Lettera a un futuro animalista[modifica]

  • Dagli animali possiamo imparare con grande efficacia il valore della sobrietà. La condizione stessa di "animalità" è in antitesi al concetto di «spreco», perché è legata a doppio filo agli equilibri dell'ecosistema.[1]
  • Educare all'animalismo è in realtà un'impresa titanica, che chiama in causa tantissime sfere della vita personale e sociale. Ne parlerò accuratamente più avanti, ma per ora mi preme sottolineare l'incredibile quotidianità del nostro rapporto con gli altri animali (rapporto che è quasi sempre «abuso» e «sfruttamento»). È un rapporto di una tale ricorrenza e intensità che ho sempre trovato assurdo che materie come l'antrozoologia (o zooantropologia) non vengano insegnate sin dai primi anni di scuola. Si arriva ad insegnare cose come equazioni e radici quadrate, che non serviranno mai nella vita della stragrande maggioranza degli abitanti di questo pianeta, e non si insegna come interpretare segnali di apertura o ostilità in un cane, che invece è qualcosa che accade ripetutamente a quasi tutti, anche solo passeggiando per strada.[2]
  • Razzismo, maschilismo, eurocentrismo, classismo e tutto il resto si sono volatilizzati. Puff! Scomparsi in quell'odioso buco nero chiamato progresso civile. Come conciliare le proprie esigenze discriminatorie con il moderno progresso sociale della civiltà e della tolleranza? La risposta, oggi, si chiama «specismo», ovvero la discriminazione verso specie animali diverse dalla nostra. Quello, per molti versi, è ancora accettato, e in molti versi incoraggiato.
    Chissà, dati gli incoraggianti risultati ottenuti dai movimenti in favore dei diritti delle grandi scimmie (tipo il Great Ape Project), tra qualche anno potremo assistere al familismo (con riferimento tassonomico alla famiglia Hominidae, che appunto include tutte le grandi scimmie), perché nel frattempo diventerà sempre meno accettabile discriminare gorilla, scimpanzé, bonobo e oranghi.[3]
  • Tornando a oggi, c'è ancora un fertilissimo terreno per mentalità e dichiarazioni speciste senza che nessuno inorridisca.
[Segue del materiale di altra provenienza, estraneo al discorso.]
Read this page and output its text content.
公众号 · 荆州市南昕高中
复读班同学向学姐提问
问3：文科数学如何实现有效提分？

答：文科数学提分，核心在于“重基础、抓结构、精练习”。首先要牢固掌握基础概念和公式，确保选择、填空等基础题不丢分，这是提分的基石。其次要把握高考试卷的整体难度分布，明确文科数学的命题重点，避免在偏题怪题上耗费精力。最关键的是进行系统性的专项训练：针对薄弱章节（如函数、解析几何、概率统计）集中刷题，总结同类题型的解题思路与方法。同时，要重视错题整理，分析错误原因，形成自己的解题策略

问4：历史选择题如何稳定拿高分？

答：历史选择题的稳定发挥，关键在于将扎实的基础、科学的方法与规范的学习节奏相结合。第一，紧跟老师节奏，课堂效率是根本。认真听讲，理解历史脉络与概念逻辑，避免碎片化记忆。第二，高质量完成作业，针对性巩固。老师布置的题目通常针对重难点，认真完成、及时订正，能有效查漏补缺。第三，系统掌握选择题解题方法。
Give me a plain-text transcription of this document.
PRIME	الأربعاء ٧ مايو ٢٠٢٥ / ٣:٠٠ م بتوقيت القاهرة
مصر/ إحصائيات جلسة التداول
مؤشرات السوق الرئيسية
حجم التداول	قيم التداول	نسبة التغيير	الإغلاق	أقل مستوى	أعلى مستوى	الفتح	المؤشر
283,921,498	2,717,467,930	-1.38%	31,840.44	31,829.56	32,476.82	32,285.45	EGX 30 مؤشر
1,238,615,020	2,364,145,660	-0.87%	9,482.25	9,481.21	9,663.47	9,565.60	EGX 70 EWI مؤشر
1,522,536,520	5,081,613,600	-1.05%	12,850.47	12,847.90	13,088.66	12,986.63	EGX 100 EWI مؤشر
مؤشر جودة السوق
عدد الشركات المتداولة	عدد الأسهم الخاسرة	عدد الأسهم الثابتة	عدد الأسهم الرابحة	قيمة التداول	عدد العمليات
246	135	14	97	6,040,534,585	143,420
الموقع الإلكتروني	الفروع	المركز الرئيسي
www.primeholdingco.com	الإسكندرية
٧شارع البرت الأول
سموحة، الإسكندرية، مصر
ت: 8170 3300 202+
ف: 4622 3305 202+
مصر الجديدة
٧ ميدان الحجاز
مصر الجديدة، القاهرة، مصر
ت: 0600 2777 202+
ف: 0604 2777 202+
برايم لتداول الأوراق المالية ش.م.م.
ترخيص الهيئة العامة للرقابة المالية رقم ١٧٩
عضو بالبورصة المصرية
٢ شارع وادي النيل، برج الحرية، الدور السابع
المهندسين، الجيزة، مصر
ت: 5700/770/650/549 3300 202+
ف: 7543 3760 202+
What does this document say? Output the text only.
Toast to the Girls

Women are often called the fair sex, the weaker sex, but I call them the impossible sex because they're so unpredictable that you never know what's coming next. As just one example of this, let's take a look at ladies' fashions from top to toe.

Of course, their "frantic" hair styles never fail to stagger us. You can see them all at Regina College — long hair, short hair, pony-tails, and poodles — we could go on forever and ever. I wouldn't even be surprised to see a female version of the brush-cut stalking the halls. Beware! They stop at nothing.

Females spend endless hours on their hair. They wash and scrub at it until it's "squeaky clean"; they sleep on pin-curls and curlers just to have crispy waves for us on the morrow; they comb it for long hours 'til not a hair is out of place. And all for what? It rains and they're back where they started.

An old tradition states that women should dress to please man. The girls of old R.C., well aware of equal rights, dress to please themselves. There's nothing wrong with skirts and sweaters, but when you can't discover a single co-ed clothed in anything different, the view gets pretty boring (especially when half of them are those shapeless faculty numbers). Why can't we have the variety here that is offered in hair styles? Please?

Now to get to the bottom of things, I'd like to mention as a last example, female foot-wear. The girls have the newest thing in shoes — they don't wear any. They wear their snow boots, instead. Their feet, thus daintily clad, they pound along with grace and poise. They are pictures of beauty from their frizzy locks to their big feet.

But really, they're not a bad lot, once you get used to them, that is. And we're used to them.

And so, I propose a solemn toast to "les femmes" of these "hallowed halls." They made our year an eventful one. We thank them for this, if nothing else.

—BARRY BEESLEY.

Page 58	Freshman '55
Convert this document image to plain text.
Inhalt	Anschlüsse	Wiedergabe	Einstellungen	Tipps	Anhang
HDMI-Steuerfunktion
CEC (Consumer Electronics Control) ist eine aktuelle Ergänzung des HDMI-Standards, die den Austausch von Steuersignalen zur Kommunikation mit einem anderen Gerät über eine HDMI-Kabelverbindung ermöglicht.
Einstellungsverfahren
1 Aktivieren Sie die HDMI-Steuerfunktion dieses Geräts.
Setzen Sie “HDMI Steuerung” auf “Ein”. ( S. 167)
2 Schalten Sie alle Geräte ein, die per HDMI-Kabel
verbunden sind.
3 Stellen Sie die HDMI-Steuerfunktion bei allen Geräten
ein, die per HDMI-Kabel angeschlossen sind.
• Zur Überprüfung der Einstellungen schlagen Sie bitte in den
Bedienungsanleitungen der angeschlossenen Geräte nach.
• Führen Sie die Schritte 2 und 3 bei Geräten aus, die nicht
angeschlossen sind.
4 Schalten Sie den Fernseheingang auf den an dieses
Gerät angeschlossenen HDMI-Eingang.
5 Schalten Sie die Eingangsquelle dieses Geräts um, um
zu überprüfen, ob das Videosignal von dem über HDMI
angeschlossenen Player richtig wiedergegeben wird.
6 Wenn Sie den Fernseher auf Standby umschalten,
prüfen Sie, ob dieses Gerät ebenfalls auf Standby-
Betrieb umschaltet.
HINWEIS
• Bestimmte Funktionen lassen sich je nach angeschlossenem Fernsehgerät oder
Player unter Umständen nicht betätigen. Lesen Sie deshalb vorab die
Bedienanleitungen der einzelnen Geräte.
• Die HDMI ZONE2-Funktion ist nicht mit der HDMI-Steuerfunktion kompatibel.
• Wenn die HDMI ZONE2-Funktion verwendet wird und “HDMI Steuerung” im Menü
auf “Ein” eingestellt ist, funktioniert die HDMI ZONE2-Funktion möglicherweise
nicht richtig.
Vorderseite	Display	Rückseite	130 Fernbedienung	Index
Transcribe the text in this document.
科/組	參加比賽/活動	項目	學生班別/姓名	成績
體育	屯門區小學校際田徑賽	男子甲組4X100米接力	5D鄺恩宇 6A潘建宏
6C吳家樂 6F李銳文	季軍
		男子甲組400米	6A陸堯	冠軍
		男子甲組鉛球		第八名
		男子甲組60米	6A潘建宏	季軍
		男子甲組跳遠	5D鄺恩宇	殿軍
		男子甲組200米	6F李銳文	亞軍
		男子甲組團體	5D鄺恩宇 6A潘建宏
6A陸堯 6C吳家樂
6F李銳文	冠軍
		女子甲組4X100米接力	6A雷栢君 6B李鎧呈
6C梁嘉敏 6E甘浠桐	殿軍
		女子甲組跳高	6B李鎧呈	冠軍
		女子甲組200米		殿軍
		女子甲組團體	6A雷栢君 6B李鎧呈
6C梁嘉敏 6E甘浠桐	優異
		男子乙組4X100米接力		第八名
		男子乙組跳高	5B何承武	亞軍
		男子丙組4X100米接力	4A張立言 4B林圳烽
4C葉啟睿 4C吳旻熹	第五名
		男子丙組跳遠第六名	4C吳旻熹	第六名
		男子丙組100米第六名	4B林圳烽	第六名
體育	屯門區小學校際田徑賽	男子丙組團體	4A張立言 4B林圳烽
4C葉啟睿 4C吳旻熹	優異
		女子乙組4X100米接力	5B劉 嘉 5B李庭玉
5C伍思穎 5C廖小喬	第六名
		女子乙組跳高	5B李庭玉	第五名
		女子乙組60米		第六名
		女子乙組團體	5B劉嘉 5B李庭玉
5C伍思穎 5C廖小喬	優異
Quando parliamo di animali, in genere, ne parliamo come di cose e non persone (ad esempio, in inglese non si usa he o she, ma it), ed esibiamo una terrificante disinvoltura quando parliamo del loro abuso o della loro uccisione (a qualunque scopo, divertimento incluso).[3]
  • Pare che [...] l'idea più difficile da accettare, nella costruzione dell'identità umana, sia proprio quella di essere, comunque, animali. Possiamo accettare (almeno negli strati più laici della società) l'evidenza scientifica della nostra appartenenza a quel regno, ma in quel caso dobbiamo per forza provare di essere animali «speciali», e non nel senso che ogni animale, a suo modo, è speciale. No. Dobbiamo essere speciali-speciali, speciali al quadrato. Tutti gli animali sono uguali, ma alcuni sono più uguali di altri: ti ho mai parlato di George Orwell?[3]

Note[modifica]

  1. Citato in quarta di copertina.
  2. Citato in Animot. L'altra filosofia, n. 1, anno II, Graphe.it edizioni, giugno 2015, p. 123.
  3. a b c Da Lettera sull'alterità (in Lettera a un futuro animalista, pp. 72-76), in Animot. L'altra filosofia, n. 1, anno II, Graphe.it edizioni, giugno 2015.